Was wäre der geeignete Weg, um die Leistung einer vorgeschlagenen Stichprobengröße unter Berücksichtigung einiger FDR-Annahmen und einer akzeptablen Faltveränderung zu bestimmen? Mit dem Tool hier konnte ich Folgendes feststellen:

• 300 Gene
• 3 falsch positive Ergebnisse
• 1,4-fache Unterschiede
• 0,8 gewünschte Leistung
• 0,7 stdev

erfordert eine Stichprobengröße pro Gruppe von 49.

Dies war praktisch, da ich ein 50v50-Design vorschlage, weiß, dass eine 1,4-fache Änderung ziemlich akzeptiert ist, 1% FDR in Ordnung ist und ich wahrscheinlich 300 Proteine ​​in diesem Experiment messen werde. Dieses Problem der Berechnung der Leistung oder der Stichprobengröße wird weiterhin auftreten, daher wäre es schön, einen referenzierten Ansatz zu haben.

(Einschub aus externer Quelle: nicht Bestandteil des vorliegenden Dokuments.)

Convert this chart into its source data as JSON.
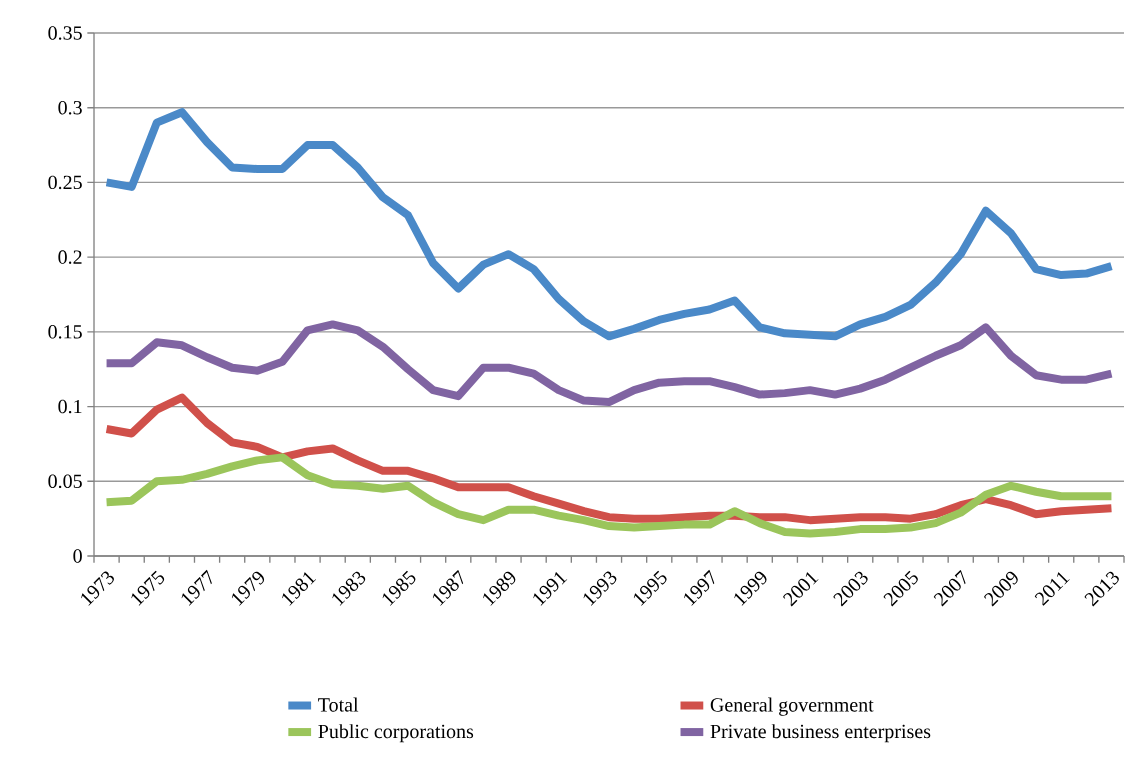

EDIT: Ich habe gelesen, wo ein Kollege vorgeschlagen hat, Spektralzählungen aus negativen Binominalverteilungen unter Verwendung der Wahrscheinlichkeitsfunktion, gefolgt von einem Wald-Test, zu modellieren. Grundsätzlich werden vorläufige Daten verwendet, um Proteinvarianzschätzungen zu erhalten und dann nachweisbare Faltungsänderungen zwischen Gruppen für jedes Quantil zu berechnen. Es gibt auch einen FDR (Alpha) -Eingang. Bei einer Leistung von> 80% und einer festgelegten Stichprobengröße können sie nachweisbare Faltungsänderungen für 25% niedrigste Varianz, 50% kleinere Varianz und 25% höchste Varianz bestimmen. Das Problem ist, dass ich nicht weiß, wie sie das gemacht haben. Ich bin mir nicht sicher, ob das Teilen dieses Ansatzes jemandem mit einer möglichen Antwort hilft.

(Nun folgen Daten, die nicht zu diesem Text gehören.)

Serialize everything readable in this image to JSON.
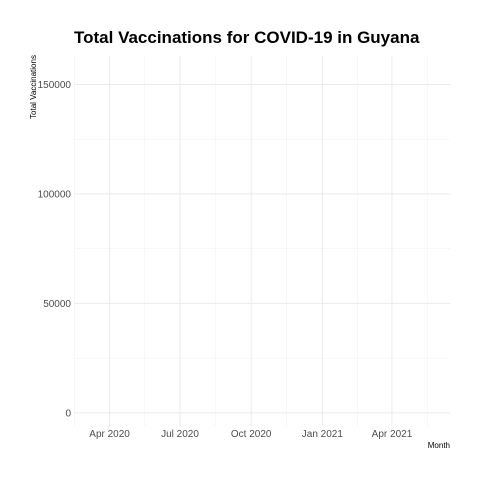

In Anwendungen (insbesondere in ethischen Anwendungen, in denen Sie eine Leistungsstudie durchführen müssen) verwende ich diese Referenz gerne [Wang und Chen 2004], da sie das Konzept einer Leistungsberechnung für Hochdurchsatzdaten (unabhängig von den tatsächlichen Daten) gut erklärt. .

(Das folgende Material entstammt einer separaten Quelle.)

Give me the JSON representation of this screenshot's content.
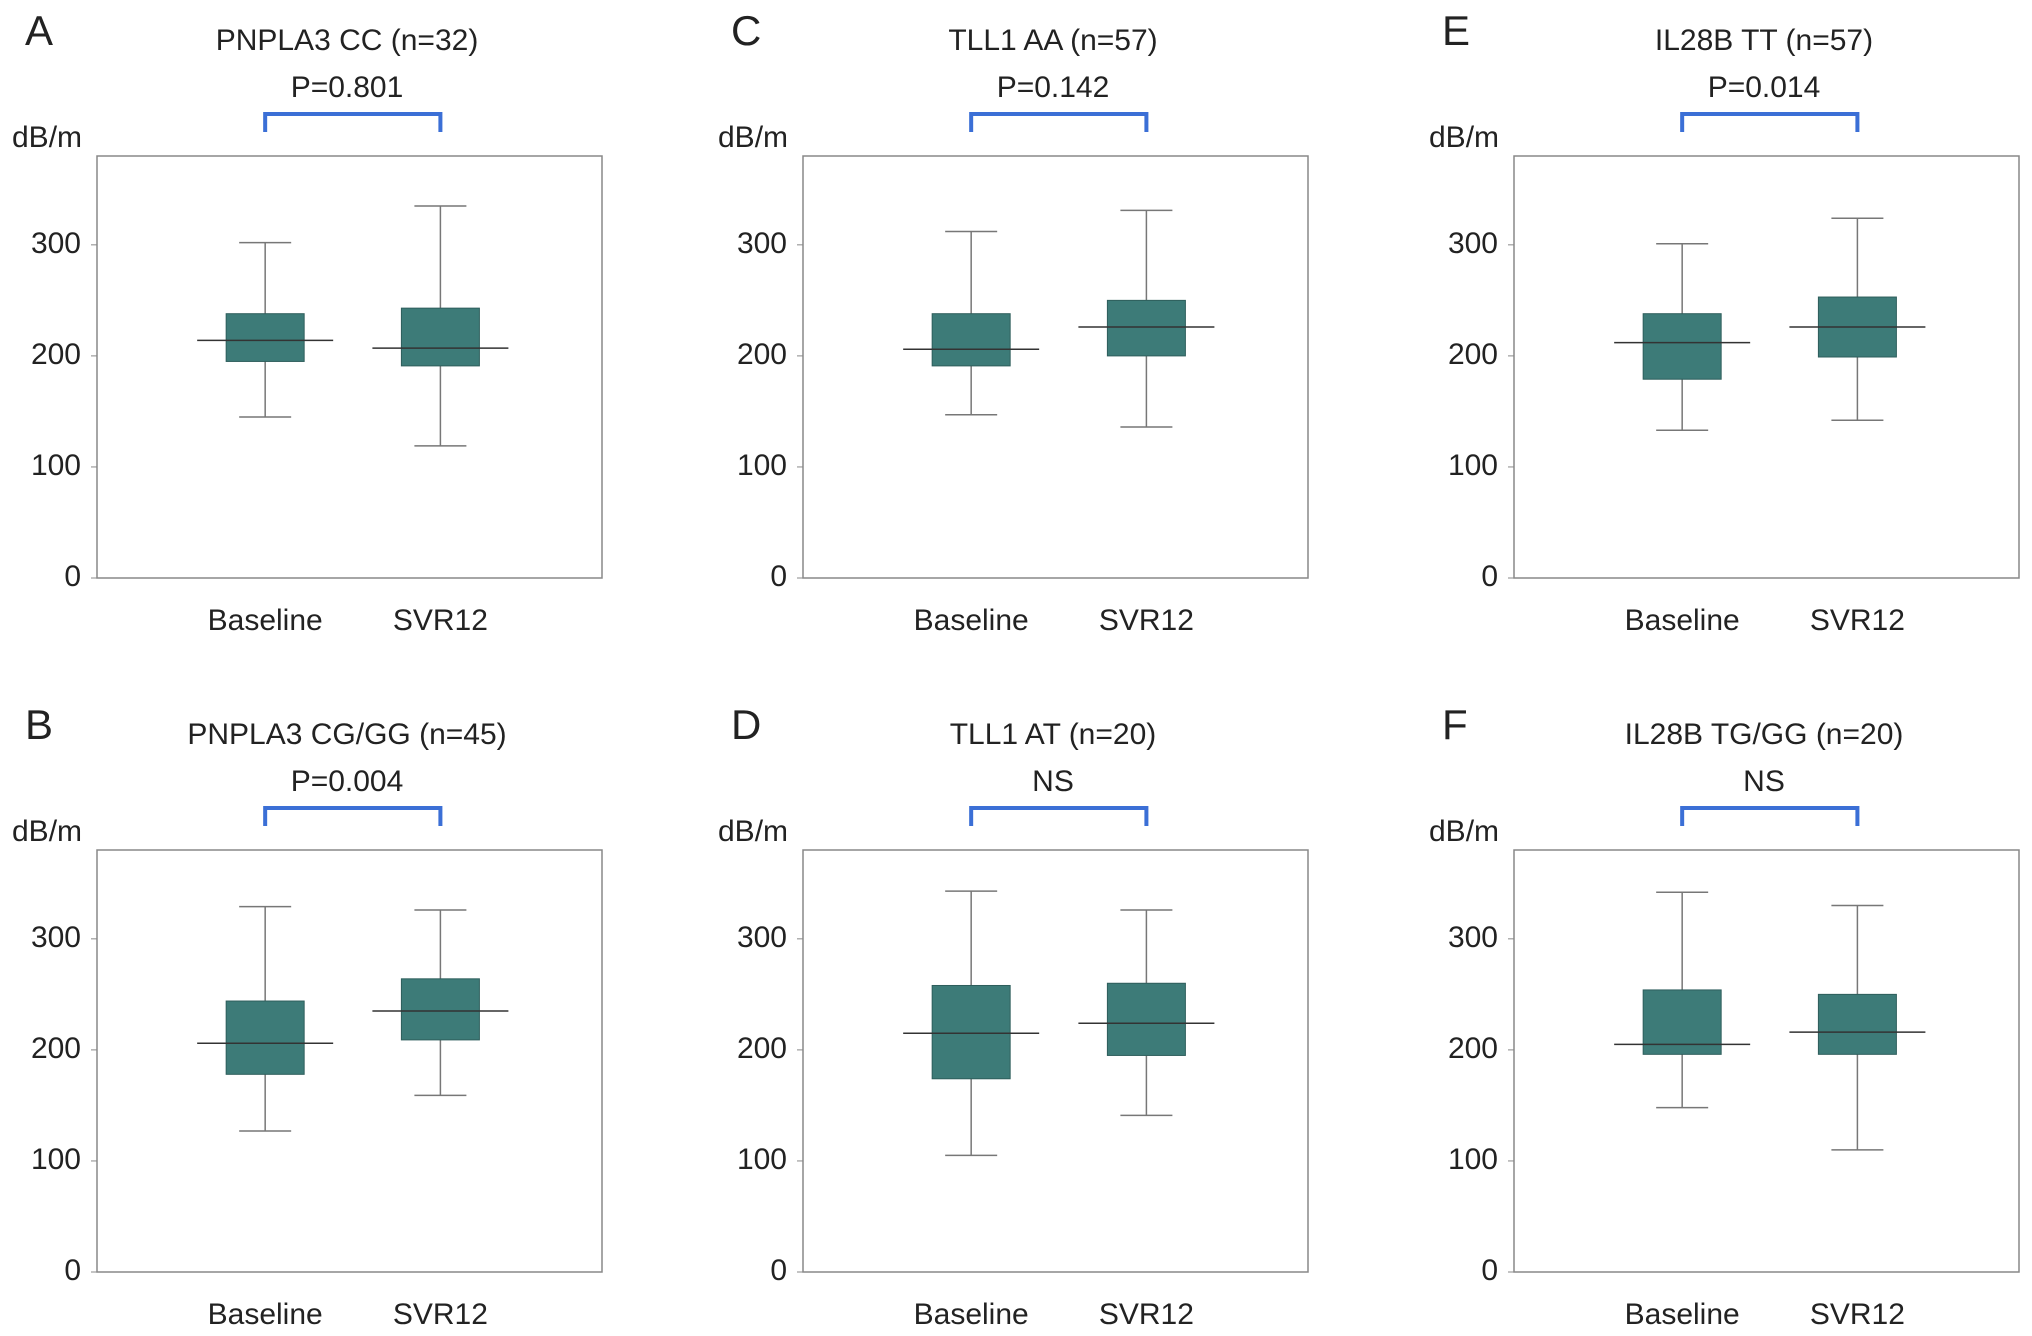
{
  "chart_data": [
    {
      "type": "box",
      "panel": "A",
      "title": "PNPLA3 CC (n=32)",
      "annotation": "P=0.801",
      "ylabel": "dB/m",
      "categories": [
        "Baseline",
        "SVR12"
      ],
      "min": [
        145,
        119
      ],
      "q1": [
        195,
        191
      ],
      "median": [
        214,
        207
      ],
      "q3": [
        238,
        243
      ],
      "max": [
        302,
        335
      ],
      "ylim": [
        0,
        380
      ],
      "yticks": [
        0,
        100,
        200,
        300
      ],
      "color": "#3d7b78",
      "bracket_color": "#3b6fd6"
    },
    {
      "type": "box",
      "panel": "B",
      "title": "PNPLA3 CG/GG (n=45)",
      "annotation": "P=0.004",
      "ylabel": "dB/m",
      "categories": [
        "Baseline",
        "SVR12"
      ],
      "min": [
        127,
        159
      ],
      "q1": [
        178,
        209
      ],
      "median": [
        206,
        235
      ],
      "q3": [
        244,
        264
      ],
      "max": [
        329,
        326
      ],
      "ylim": [
        0,
        380
      ],
      "yticks": [
        0,
        100,
        200,
        300
      ],
      "color": "#3d7b78",
      "bracket_color": "#3b6fd6"
    },
    {
      "type": "box",
      "panel": "C",
      "title": "TLL1 AA (n=57)",
      "annotation": "P=0.142",
      "ylabel": "dB/m",
      "categories": [
        "Baseline",
        "SVR12"
      ],
      "min": [
        147,
        136
      ],
      "q1": [
        191,
        200
      ],
      "median": [
        206,
        226
      ],
      "q3": [
        238,
        250
      ],
      "max": [
        312,
        331
      ],
      "ylim": [
        0,
        380
      ],
      "yticks": [
        0,
        100,
        200,
        300
      ],
      "color": "#3d7b78",
      "bracket_color": "#3b6fd6"
    },
    {
      "type": "box",
      "panel": "D",
      "title": "TLL1 AT (n=20)",
      "annotation": "NS",
      "ylabel": "dB/m",
      "categories": [
        "Baseline",
        "SVR12"
      ],
      "min": [
        105,
        141
      ],
      "q1": [
        174,
        195
      ],
      "median": [
        215,
        224
      ],
      "q3": [
        258,
        260
      ],
      "max": [
        343,
        326
      ],
      "ylim": [
        0,
        380
      ],
      "yticks": [
        0,
        100,
        200,
        300
      ],
      "color": "#3d7b78",
      "bracket_color": "#3b6fd6"
    },
    {
      "type": "box",
      "panel": "E",
      "title": "IL28B TT (n=57)",
      "annotation": "P=0.014",
      "ylabel": "dB/m",
      "categories": [
        "Baseline",
        "SVR12"
      ],
      "min": [
        133,
        142
      ],
      "q1": [
        179,
        199
      ],
      "median": [
        212,
        226
      ],
      "q3": [
        238,
        253
      ],
      "max": [
        301,
        324
      ],
      "ylim": [
        0,
        380
      ],
      "yticks": [
        0,
        100,
        200,
        300
      ],
      "color": "#3d7b78",
      "bracket_color": "#3b6fd6"
    },
    {
      "type": "box",
      "panel": "F",
      "title": "IL28B TG/GG (n=20)",
      "annotation": "NS",
      "ylabel": "dB/m",
      "categories": [
        "Baseline",
        "SVR12"
      ],
      "min": [
        148,
        110
      ],
      "q1": [
        196,
        196
      ],
      "median": [
        205,
        216
      ],
      "q3": [
        254,
        250
      ],
      "max": [
        342,
        330
      ],
      "ylim": [
        0,
        380
      ],
      "yticks": [
        0,
        100,
        200,
        300
      ],
      "color": "#3d7b78",
      "bracket_color": "#3b6fd6"
    }
  ]
}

Im Wesentlichen verwenden Sie zusätzlich zu den üblichen Parametern (α, β, N, Effektgröße) zwei zusätzliche Parameter, λ und η. Letzteres, η, ist die angenommene Anzahl wirklich veränderter Gene, und λ ist der Anteil der wirklich veränderten Gene, die Sie nachweisen möchten. Mit diesem Ansatz ist es recht einfach, bekannte Leistungsberechnungen auf Daten mit hohem Durchsatz zu erweitern.

Wang, Sue-Jane und James J. Chen. "Probengröße zur Identifizierung differentiell exprimierter Gene in Microarray-Experimenten." Journal of Computational Biology 11.4 (2004): 714 & ndash; 726.